Map of Perseus in the winter night sky.
In the winter sky of the Northern Hemisphere, Perseus can be seen flanked by Taurus, Aries, Andromeda and Cassiopeia. (Image credit: NULL)

In the Northern Hemisphere, look to the fall and winter sky after sundown, and you'll see the Perseus constellation. The celestial hero is flanked by Aries and Taurus to the south, Auriga to the east, Cassiopeia to the north, and the Andromeda galaxy (named after Perseus' wife) to the west. Perseus is the 24th largest constellation in the sky. Its brightest star is Mirfak ("elbow" in Arabic), but its most famous star is Algol, better known as the Demon Star. Algol is a "variable star," which means it brightens and dims with regularity that's visible to the naked eye. 

Perseid meteor shower

Starting in July and peaking in August, the Perseid meteor shower is one of the most reliable celestial shows, delighting Earthlings every year. The shower is caused by Earth's passage through debris left over from the Comet Swift-Tuttle, which last passed closely by Earth in 1992. The debris, made up of mostly sand-size pieces, careens into our atmosphere at 133,200 mph (214,400 kilometers per hour) and burns up, becoming "shooting stars," or meteors

The meteors' trajectory makes it look like they originate in the Perseus constellation, hence the name of the meteor shower. In Greek mythology, the Persieds were Perseus' descendants.

Perseus cluster

Sharing a region of sky with the Perseus constellation is a vast neighborhood of galaxies called the Perseus cluster. It's a group of thousands of galaxies 240 light-years away from Earth, spanning 11 light-years across. Aside from galaxies, the cluster holds mostly incredibly hot gases, reaching tens of millions of degrees. The Perseus cluster is one of the most massive gravity-bound objects in the solar system and a region of high scientific interest. 
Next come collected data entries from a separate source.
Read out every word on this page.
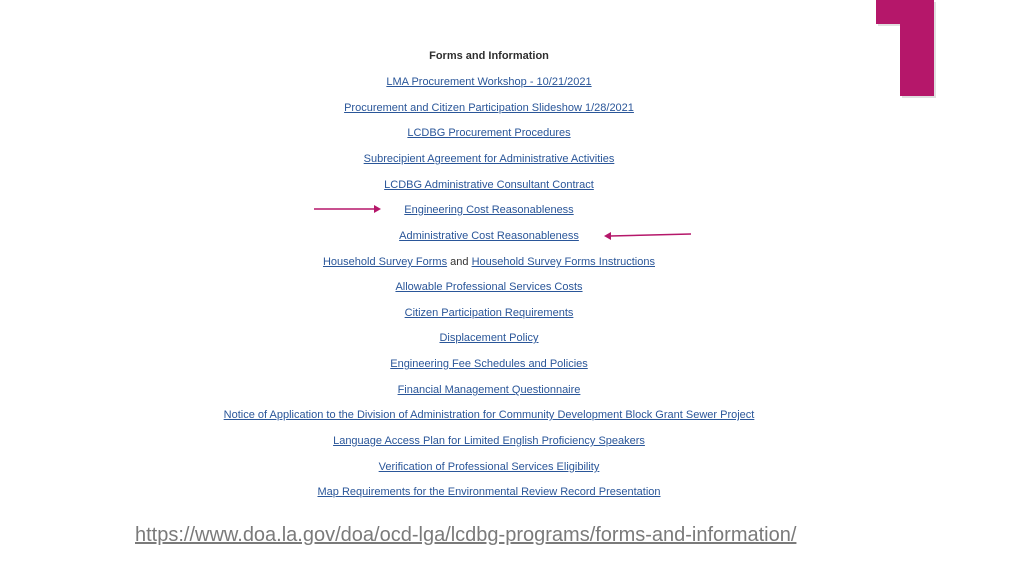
Forms and Information
LMA Procurement Workshop - 10/21/2021
Procurement and Citizen Participation Slideshow 1/28/2021
LCDBG Procurement Procedures
Subrecipient Agreement for Administrative Activities
LCDBG Administrative Consultant Contract
Engineering Cost Reasonableness
Administrative Cost Reasonableness
Household Survey Forms and Household Survey Forms Instructions
Allowable Professional Services Costs
Citizen Participation Requirements
Displacement Policy
Engineering Fee Schedules and Policies
Financial Management Questionnaire
Notice of Application to the Division of Administration for Community Development Block Grant Sewer Project
Language Access Plan for Limited English Proficiency Speakers
Verification of Professional Services Eligibility
Map Requirements for the Environmental Review Record Presentation
https://www.doa.la.gov/doa/ocd-lga/lcdbg-programs/forms-and-information/
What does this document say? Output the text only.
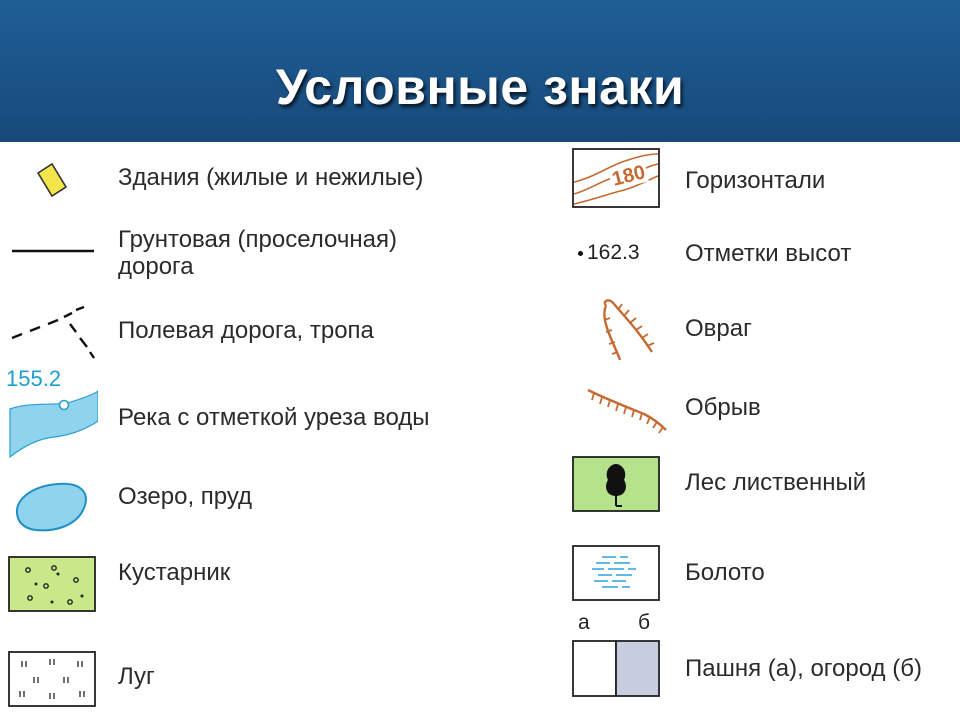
Условные знаки
Здания (жилые и нежилые)
Грунтовая (проселочная) дорога
Полевая дорога, тропа
155.2
Река с отметкой уреза воды
Озеро, пруд
Кустарник
Луг
180 Горизонтали
162.3 Отметки высот
Овраг
Обрыв
Лес лиственный
Болото
а б
Пашня (а), огород (б)
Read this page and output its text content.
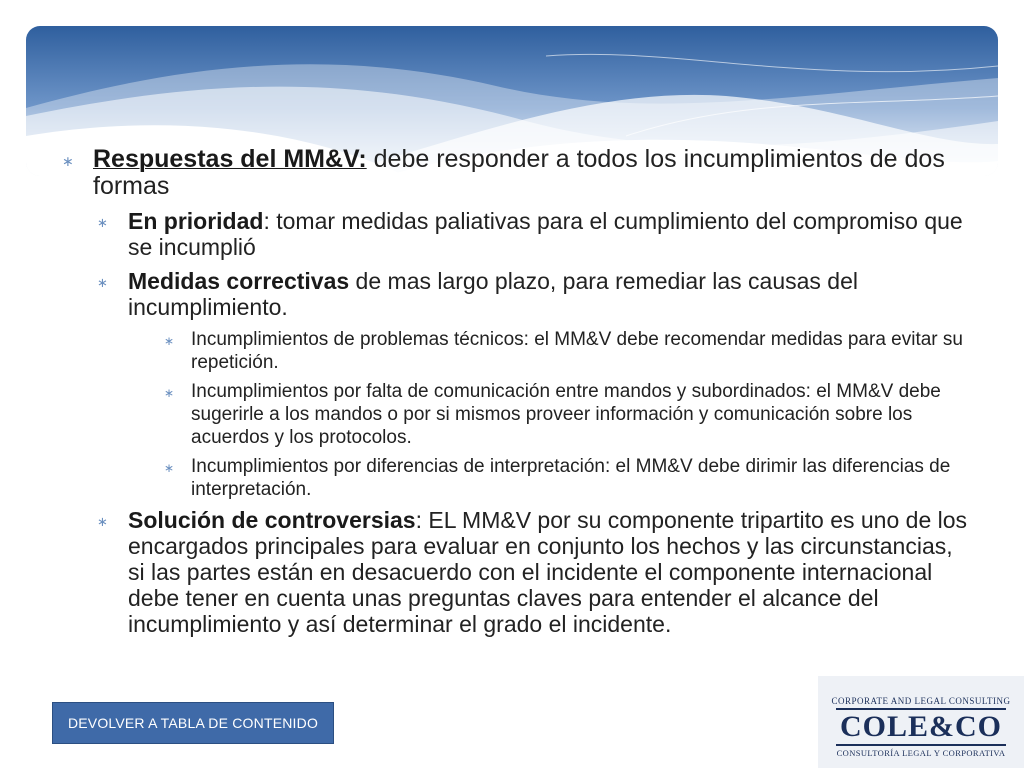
∗ Respuestas del MM&V: debe responder a todos los incumplimientos de dos formas
∗ En prioridad: tomar medidas paliativas para el cumplimiento del compromiso que se incumplió
∗ Medidas correctivas de mas largo plazo, para remediar las causas del incumplimiento.
∗ Incumplimientos de problemas técnicos: el MM&V debe recomendar medidas para evitar su repetición.
∗ Incumplimientos por falta de comunicación entre mandos y subordinados: el MM&V debe sugerirle a los mandos o por si mismos proveer información y comunicación sobre los acuerdos y los protocolos.
∗ Incumplimientos por diferencias de interpretación: el MM&V debe dirimir las diferencias de interpretación.
∗ Solución de controversias: EL MM&V por su componente tripartito es uno de los encargados principales para evaluar en conjunto los hechos y las circunstancias, si las partes están en desacuerdo con el incidente el componente internacional debe tener en cuenta unas preguntas claves para entender el alcance del incumplimiento y así determinar el grado el incidente.
DEVOLVER A TABLA DE CONTENIDO
CORPORATE AND LEGAL CONSULTING
COLE&CO
CONSULTORÍA LEGAL Y CORPORATIVA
In 2017, for example, scientists studying data from NASA's Chandra X-ray Observatory found a giant wave of gas rolling through the Perseus cluster. That wave looked like an enormous version of waves that scientists are familiar with, called Kelvin-Helmholtz waves, which occur when two fluids flow past each other, like wind blowing over water. The researchers figured out that the waves resulted from a much smaller galaxy cluster passing by the Perseus cluster closely enough to cause a disturbance, a wave that's lasted 2.5 billion years.
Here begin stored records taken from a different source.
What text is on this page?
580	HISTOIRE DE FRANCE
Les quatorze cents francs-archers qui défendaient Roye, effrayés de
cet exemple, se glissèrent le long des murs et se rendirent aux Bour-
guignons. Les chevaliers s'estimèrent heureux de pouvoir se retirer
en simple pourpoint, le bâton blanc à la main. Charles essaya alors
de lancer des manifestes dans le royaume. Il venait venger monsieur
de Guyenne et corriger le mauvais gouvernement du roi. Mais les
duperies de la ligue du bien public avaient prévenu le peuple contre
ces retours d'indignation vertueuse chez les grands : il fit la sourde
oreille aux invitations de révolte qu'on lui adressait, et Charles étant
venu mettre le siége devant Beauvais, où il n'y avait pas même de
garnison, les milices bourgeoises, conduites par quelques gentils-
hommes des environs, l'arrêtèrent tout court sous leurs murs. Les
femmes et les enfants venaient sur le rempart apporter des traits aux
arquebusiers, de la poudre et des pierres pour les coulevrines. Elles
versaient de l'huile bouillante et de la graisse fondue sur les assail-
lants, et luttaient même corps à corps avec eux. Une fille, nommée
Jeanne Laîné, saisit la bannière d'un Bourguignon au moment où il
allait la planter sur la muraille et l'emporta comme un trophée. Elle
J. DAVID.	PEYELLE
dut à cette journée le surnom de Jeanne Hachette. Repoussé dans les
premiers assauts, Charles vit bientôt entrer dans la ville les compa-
The Perseus galaxy cluster contains 190 galaxies, and lies about 225 million light-years away. (Image credit: Robert Lupton and the Sloan Digital Sky Survey Consortium)


In mythology, Perseus was a hero who slayed the Gorgon Medusa, according to the Encyclopedia Mythica. He was the son of Zeus and Danae, and grandson to Acrisius. Because of a prophecy that any son born to Danae would kill Acrisius, when Perseus was born, Acrisius tried to drown child and mother by casting them into the sea in a chest. The pair was spared by Zeus and taken in by Polydectes, the king of Seriphus.
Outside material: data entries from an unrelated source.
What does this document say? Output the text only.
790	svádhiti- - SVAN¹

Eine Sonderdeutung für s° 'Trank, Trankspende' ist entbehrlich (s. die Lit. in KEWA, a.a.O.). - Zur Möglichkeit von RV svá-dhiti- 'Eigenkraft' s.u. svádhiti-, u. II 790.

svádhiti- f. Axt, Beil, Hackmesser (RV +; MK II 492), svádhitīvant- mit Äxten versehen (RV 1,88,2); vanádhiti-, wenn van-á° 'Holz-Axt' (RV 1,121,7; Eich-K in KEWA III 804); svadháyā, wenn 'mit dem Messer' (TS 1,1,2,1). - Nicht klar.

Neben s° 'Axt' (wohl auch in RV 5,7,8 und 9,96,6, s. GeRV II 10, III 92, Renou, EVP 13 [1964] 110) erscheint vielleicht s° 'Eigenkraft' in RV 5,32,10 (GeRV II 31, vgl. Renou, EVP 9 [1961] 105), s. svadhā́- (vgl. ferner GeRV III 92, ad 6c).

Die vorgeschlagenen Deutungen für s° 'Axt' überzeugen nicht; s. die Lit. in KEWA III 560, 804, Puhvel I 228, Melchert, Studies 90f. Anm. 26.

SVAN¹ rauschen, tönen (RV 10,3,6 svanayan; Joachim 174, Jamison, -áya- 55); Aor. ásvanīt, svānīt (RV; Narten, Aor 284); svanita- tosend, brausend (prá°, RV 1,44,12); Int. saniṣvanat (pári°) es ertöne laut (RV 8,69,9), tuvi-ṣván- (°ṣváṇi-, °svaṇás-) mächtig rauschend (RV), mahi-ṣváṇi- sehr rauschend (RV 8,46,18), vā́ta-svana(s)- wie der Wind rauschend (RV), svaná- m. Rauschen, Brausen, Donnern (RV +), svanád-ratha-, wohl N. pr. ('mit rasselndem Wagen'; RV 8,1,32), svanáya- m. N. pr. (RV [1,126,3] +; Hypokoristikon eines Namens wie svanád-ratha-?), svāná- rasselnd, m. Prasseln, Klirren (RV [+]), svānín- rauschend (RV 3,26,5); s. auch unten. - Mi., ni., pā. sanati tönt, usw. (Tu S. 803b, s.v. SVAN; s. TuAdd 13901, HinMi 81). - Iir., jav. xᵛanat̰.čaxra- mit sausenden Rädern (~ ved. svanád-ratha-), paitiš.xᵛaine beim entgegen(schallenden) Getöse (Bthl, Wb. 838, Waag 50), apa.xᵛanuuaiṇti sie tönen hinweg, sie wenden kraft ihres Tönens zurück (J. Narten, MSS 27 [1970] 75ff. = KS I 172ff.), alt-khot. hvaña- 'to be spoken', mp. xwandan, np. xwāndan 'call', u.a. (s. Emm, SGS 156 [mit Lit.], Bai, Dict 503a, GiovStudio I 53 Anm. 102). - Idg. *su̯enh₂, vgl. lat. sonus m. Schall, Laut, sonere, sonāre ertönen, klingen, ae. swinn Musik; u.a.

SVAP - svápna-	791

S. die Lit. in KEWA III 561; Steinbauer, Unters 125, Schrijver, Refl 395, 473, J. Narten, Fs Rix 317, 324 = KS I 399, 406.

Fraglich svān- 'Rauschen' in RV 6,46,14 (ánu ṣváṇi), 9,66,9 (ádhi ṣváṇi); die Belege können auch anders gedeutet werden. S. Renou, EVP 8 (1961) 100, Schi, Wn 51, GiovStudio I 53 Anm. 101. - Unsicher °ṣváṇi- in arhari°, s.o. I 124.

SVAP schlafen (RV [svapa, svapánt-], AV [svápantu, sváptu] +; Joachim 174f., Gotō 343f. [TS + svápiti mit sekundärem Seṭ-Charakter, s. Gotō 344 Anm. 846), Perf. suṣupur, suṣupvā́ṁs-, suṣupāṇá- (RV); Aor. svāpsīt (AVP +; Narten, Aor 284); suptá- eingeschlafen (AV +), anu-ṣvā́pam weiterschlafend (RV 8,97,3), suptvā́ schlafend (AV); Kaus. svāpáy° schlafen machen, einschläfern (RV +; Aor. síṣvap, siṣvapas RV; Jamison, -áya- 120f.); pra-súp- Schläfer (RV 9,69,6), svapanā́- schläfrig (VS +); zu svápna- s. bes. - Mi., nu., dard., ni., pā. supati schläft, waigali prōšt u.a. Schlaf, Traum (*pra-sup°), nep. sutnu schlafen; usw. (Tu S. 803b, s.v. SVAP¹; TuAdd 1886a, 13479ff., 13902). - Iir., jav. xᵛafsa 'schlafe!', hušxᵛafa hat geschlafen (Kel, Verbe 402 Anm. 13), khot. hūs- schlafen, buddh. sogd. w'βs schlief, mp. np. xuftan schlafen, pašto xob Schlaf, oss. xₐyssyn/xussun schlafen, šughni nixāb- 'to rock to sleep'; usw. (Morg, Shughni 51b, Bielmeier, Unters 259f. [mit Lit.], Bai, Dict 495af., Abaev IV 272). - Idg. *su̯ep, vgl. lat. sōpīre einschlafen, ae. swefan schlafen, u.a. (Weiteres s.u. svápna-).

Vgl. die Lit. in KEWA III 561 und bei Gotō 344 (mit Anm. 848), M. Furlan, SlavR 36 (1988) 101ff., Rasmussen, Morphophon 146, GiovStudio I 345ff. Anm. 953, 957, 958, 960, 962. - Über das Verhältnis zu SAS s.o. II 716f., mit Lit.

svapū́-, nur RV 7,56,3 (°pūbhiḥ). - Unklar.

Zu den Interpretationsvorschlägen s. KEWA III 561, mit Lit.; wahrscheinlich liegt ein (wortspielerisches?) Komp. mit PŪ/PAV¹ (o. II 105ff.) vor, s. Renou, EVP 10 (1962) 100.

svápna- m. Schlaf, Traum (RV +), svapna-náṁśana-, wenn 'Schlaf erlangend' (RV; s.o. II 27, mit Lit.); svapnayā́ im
Polydectes kept Danae as a slave and sent the adult Perseus on a suicide mission to slay Medusa, whose gaze turned men to stone. But Perseus slew Medusa and took her head, overcoming many obstacles on his journey back to Seriphus to rescue his mother. 

On the way, Perseus rescued Andromeda, a princess in Ethiopia, from a sea monster (the hero ended up marrying her, and the galaxy that bears her name appears in the sky close to the Perseus constellation). Perseus returned to Seriphus and rescued his mother, accidentally killed Acrisius (thus fulfilling the prophecy) and ended up venturing to Danae's home of Argos, where the hero became king.